A reunião, que contou com a participação dos ministros da Economia, das PME, da Energia e do Turismo, Lex Delles, e das Finanças, Gilles Roth, permitiu avaliar o ciclo de 2026 do Semestre europeu e o Relatório de Avanço Anual 2026 (RAA), documento essencial para acompanhar a execução do Plano orçamental e estrutural nacional a médio prazo, apresentado às autoridades europeias em Outubro de 2024 e que traça um panorama da evolução de 2025.
Delles sublinhou o peso do contexto internacional sobre as perspectivas económicas, recordando que, desde 2020, o Luxemburgo tem navegado num ambiente de crises sucessivas e incertezas permanentes. As organizações internacionais já revêem em baixa as suas previsões de crescimento, assinalando simultaneamente uma aceleração da inflação impulsionada pelos preços da energia. Embora as previsões nacionais de Fevereiro de 2026 apontassem para uma retoma gradual, a deterioração recente do ambiente externo impõe cautela. “O Relatório de Avanço Anual 2026 demonstra a vontade do Luxemburgo de continuar num percurso responsável e ambicioso, orientado para o futuro. As transições energética e digital, assim como o apoio à inovação e à competitividade, são prioridades centrais”, afirmou o ministro.

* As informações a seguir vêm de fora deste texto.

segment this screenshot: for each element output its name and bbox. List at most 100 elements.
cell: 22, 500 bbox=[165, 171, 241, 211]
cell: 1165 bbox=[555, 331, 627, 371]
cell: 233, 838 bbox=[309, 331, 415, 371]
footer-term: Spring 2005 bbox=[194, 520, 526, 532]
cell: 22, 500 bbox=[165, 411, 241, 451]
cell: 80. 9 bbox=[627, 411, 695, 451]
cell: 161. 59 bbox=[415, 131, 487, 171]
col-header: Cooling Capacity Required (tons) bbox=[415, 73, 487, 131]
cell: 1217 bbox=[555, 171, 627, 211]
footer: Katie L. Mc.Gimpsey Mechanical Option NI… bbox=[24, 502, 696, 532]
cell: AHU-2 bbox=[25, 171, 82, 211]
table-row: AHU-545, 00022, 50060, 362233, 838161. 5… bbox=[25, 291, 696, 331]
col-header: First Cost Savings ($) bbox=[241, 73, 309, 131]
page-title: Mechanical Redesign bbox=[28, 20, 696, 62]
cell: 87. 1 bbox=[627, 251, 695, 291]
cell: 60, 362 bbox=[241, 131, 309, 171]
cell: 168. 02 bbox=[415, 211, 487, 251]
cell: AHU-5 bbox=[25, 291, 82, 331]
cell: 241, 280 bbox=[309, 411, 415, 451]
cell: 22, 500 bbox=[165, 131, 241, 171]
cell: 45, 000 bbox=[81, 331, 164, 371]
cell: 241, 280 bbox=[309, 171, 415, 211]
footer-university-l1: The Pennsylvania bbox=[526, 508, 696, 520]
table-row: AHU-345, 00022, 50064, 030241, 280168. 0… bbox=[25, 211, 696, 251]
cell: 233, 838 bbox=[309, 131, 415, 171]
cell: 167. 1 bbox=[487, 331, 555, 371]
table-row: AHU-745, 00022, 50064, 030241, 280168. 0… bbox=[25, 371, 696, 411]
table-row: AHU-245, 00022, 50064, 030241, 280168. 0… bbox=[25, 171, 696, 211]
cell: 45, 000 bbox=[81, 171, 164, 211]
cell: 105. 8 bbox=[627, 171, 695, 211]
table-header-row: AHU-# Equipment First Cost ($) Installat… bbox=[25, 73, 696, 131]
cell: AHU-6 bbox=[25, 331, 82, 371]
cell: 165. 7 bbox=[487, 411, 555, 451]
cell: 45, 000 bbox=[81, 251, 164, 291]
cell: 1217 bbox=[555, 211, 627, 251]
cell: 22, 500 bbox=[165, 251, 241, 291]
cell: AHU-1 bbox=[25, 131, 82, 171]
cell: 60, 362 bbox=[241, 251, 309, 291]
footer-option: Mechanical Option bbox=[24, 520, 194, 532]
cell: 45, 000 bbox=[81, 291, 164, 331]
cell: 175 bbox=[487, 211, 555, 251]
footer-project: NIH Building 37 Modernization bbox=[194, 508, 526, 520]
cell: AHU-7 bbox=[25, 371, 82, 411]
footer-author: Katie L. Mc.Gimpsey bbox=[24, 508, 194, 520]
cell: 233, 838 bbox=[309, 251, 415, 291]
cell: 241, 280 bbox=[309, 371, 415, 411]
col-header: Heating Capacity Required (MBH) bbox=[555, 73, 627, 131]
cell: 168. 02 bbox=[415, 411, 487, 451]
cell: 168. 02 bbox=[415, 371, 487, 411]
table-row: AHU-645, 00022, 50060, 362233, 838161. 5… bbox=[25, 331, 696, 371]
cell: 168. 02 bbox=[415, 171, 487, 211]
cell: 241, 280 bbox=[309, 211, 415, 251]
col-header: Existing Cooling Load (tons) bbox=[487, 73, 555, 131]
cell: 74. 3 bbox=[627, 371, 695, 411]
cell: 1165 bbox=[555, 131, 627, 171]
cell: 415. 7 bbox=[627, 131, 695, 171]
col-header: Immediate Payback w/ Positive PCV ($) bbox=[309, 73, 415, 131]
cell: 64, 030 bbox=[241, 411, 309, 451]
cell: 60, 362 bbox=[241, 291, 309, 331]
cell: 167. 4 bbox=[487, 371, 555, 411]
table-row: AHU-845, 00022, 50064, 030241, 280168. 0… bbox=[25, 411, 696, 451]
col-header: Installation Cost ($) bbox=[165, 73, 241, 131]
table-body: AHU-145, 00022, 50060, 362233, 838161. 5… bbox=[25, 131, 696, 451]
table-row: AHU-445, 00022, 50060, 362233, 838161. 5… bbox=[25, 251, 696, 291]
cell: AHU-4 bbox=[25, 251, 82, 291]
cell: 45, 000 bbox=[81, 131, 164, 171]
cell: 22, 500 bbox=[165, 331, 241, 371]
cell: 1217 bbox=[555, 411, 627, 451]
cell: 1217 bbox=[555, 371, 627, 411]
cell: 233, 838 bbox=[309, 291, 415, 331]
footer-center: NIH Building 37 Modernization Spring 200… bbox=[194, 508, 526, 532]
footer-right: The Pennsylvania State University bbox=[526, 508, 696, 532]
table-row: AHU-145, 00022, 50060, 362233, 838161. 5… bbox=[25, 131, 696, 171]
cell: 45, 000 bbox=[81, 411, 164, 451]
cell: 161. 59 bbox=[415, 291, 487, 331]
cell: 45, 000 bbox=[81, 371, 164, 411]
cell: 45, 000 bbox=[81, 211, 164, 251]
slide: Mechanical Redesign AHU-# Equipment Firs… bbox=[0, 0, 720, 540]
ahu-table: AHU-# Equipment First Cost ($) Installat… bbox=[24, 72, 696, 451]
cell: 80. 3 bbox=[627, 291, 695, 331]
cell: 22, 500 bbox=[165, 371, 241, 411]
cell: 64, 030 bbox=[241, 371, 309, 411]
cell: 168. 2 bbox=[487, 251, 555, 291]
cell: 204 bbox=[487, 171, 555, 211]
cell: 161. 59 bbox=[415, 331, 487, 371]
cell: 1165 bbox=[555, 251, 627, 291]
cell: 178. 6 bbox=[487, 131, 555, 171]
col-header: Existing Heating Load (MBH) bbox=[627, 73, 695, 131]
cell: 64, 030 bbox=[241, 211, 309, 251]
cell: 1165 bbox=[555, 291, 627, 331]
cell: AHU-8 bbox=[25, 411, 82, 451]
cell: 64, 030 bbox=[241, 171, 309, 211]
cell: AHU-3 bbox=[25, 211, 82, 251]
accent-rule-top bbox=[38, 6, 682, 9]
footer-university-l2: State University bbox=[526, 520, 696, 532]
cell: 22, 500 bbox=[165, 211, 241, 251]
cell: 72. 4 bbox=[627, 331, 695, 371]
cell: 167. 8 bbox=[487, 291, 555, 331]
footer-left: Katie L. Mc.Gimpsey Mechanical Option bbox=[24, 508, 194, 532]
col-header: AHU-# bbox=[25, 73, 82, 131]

Gilles Roth centrou a sua intervenção na evolução das finanças públicas em 2025, reafirmando o compromisso do executivo com a coesão social, a competitividade das empresas e o aumento do poder de compra dos cidadãos, mesmo num contexto de crescente instabilidade geopolítica. O ministro das Finanças destacou a solidez financeira do Luxemburgo como um alicerce da acção governamental: “A solidez financeira do Luxemburgo é um pilar fundamental da acção governamental, permitindo-nos realizar investimentos anticíclicos, preservar a coesão social e assegurar a sustentabilidade do modelo social do país.”